O conector SMPP do Adobe Campaign Classic não lida com o SR que chega antes do SUBMIT_SM_RESP pacote. A especificação não proíbe explicitamente esse comportamento, mas é considerada um comportamento incorreto (significaria que a mensagem foi recebida antes de ser enviada). Se você encontrar esse caso com muita frequência, peça ao seu parceiro de SMS-C para corrigir a plataforma dele.

Decifrando o campo short_message do SR

O campo de texto dos PDUs do SR tem uma codificação especial descrita no Apêndice B da especificação do protocolo SMPP. Infelizmente, esse formato é apenas uma recomendação sem fazer parte do protocolo, mesmo que a maioria dos SMS-C respeitem mais ou menos esse mesmo formato.

Você deve solicitar diretamente ao parceiro SMS-C uma documentação de sua própria implementação e verificar novamente se ela corresponde ao que você vê no Wireshark. Na maioria das vezes, os implementadores de SMS-C nem conhecem sua implementação e isso gera problemas e mal-entendidos. Não hesite em solicitar ajuda ao parceiro de SMS-C caso tenha dúvidas sobre esse campo (especialmente os códigos de erro).

O formato básico é o seguinte:

id:IIIIIIII sub:SSS dlvrd:DDD data de envio:AAAMMDDhhmm data de conclusão:AAAMMDDhhmm stat:DDDDDDD err:EEE

Texto:…

Estas são as diretrizes gerais para a leitura da linha acima:

  • A id é a mesma que foi enviada no SUBMIT_SM_RESP do MT correspondente.
  • Você pode ignorar problemas no campo de texto: este campo é ignorado pelo Campaign porque é inútil, não confiável e pode até ser completamente ilegível se o SMS foi enviado usando outra codificação que não o ASCII alfanumérico puro. Este comportamento é normal.
  • Os nomes de campos não fazem distinção entre maiúsculas e minúsculas (por exemplo, id: sub: Texto: também pode ser anotado como ID: SUB: texto:).
  • dlvrd geralmente não é confiável, a menos que documentado pelo parceiro do SMS-C.
  • As datas podem ter qualquer fuso horário, tornando-as praticamente inúteis, ou simplesmente estão incorretas porque o relógio do servidor remoto está desligado.
  • stat O campo pode ter outros valores que não os definidos no apêndice B. Use o senso comum e a documentação do parceiro SMSC para entender seu significado.
  • err depende completamente do SMS-C e, na maioria das vezes, é documentado pelo parceiro SMS-C. Geralmente, o código 000 significa sucesso, enquanto qualquer outro código indica erros. O campo geralmente é numérico, mas também pode ser hexadecimal.

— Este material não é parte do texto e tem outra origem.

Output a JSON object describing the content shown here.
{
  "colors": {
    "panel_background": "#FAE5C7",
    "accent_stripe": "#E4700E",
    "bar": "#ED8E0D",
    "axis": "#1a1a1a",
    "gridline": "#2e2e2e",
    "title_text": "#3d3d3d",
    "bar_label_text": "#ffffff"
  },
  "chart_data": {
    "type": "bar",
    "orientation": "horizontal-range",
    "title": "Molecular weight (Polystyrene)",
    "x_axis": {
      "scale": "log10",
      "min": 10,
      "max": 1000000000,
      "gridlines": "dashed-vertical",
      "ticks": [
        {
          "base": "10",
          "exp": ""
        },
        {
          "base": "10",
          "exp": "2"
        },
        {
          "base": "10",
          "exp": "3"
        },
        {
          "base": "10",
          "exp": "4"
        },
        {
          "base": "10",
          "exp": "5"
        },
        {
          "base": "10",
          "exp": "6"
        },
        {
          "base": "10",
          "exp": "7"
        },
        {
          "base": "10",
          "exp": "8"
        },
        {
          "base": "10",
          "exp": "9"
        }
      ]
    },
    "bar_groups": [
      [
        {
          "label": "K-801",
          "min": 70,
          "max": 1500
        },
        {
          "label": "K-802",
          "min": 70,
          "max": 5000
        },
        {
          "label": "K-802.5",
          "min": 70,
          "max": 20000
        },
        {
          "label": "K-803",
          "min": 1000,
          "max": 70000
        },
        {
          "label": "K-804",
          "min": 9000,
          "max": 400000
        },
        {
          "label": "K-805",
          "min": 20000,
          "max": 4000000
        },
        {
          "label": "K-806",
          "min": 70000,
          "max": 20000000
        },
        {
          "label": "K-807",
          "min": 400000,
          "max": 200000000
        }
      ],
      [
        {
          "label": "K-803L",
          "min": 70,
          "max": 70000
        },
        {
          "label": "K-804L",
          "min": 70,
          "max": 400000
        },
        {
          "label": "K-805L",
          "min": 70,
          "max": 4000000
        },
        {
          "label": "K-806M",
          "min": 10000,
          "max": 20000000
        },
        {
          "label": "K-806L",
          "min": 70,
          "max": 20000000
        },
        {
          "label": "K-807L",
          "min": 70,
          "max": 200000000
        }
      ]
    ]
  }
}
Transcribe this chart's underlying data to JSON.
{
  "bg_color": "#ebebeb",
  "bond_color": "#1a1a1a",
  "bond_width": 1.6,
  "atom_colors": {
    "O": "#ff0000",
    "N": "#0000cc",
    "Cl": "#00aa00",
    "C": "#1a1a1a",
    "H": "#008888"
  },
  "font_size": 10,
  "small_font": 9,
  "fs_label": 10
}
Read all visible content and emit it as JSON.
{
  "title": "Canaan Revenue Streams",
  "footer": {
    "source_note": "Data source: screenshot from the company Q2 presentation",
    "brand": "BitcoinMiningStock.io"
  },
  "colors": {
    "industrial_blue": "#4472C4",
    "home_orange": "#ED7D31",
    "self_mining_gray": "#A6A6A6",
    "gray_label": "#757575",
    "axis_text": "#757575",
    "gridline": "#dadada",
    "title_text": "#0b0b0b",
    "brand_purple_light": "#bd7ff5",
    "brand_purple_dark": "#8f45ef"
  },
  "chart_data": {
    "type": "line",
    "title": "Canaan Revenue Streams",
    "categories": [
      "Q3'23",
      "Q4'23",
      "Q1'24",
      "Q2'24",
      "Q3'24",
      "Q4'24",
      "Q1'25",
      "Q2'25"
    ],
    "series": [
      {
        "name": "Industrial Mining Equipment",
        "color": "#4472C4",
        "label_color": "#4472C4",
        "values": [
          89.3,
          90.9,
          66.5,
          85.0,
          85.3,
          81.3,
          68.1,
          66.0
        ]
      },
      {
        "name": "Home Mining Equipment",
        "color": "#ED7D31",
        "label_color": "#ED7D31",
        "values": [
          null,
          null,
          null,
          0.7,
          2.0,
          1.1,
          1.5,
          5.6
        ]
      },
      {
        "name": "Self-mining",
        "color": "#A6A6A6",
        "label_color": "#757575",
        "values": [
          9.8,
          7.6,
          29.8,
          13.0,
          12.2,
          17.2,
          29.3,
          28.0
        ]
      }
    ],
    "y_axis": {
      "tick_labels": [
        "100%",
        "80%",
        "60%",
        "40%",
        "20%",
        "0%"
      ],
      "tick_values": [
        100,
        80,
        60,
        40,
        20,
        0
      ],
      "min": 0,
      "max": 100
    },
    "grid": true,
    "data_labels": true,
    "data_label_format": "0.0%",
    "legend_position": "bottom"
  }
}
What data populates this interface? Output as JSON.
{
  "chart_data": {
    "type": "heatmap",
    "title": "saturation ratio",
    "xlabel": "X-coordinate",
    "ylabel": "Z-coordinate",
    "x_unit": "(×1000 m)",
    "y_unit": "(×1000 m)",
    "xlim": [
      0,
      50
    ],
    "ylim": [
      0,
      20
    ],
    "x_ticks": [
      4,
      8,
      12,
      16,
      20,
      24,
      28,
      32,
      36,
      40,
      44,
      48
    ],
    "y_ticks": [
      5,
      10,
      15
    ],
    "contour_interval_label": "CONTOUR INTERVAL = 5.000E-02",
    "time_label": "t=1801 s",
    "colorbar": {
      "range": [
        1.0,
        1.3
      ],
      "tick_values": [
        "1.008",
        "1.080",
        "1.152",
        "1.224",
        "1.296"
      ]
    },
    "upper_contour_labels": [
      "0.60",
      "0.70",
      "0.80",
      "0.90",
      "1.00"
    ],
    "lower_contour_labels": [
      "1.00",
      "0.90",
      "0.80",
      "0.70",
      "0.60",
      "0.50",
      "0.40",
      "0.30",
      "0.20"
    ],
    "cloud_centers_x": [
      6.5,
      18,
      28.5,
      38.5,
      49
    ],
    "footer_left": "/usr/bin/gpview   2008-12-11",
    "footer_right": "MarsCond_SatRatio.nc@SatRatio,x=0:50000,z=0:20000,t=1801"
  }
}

Vários SRs para o mesmo MT

Alguns SMS-Cs enviam vários SRs para o mesmo MT para rastrear o progresso do MT na rede. Isso é inútil porque, na maioria das vezes, o cliente deseja saber apenas quando a mensagem foi recebida (geralmente, esse é o último SR).

Na dúvida, trabalhe somente no último SR recebido do SMS-C para encontrar o estado de uma mensagem.

Janela SMPP

Como as operações e respostas são assíncronas, você pode otimizar as taxas de transferência enviando vários PDUs de operação antes de aguardar as respostas. O número de mensagens que não têm resposta é chamado de janela.

Exemplo de transmissão com uma janela máxima de 4:
smpp10
A implementação atual não controla a janela e espera que o SMS-C remoto seja rápido o suficiente para lidar com o MT.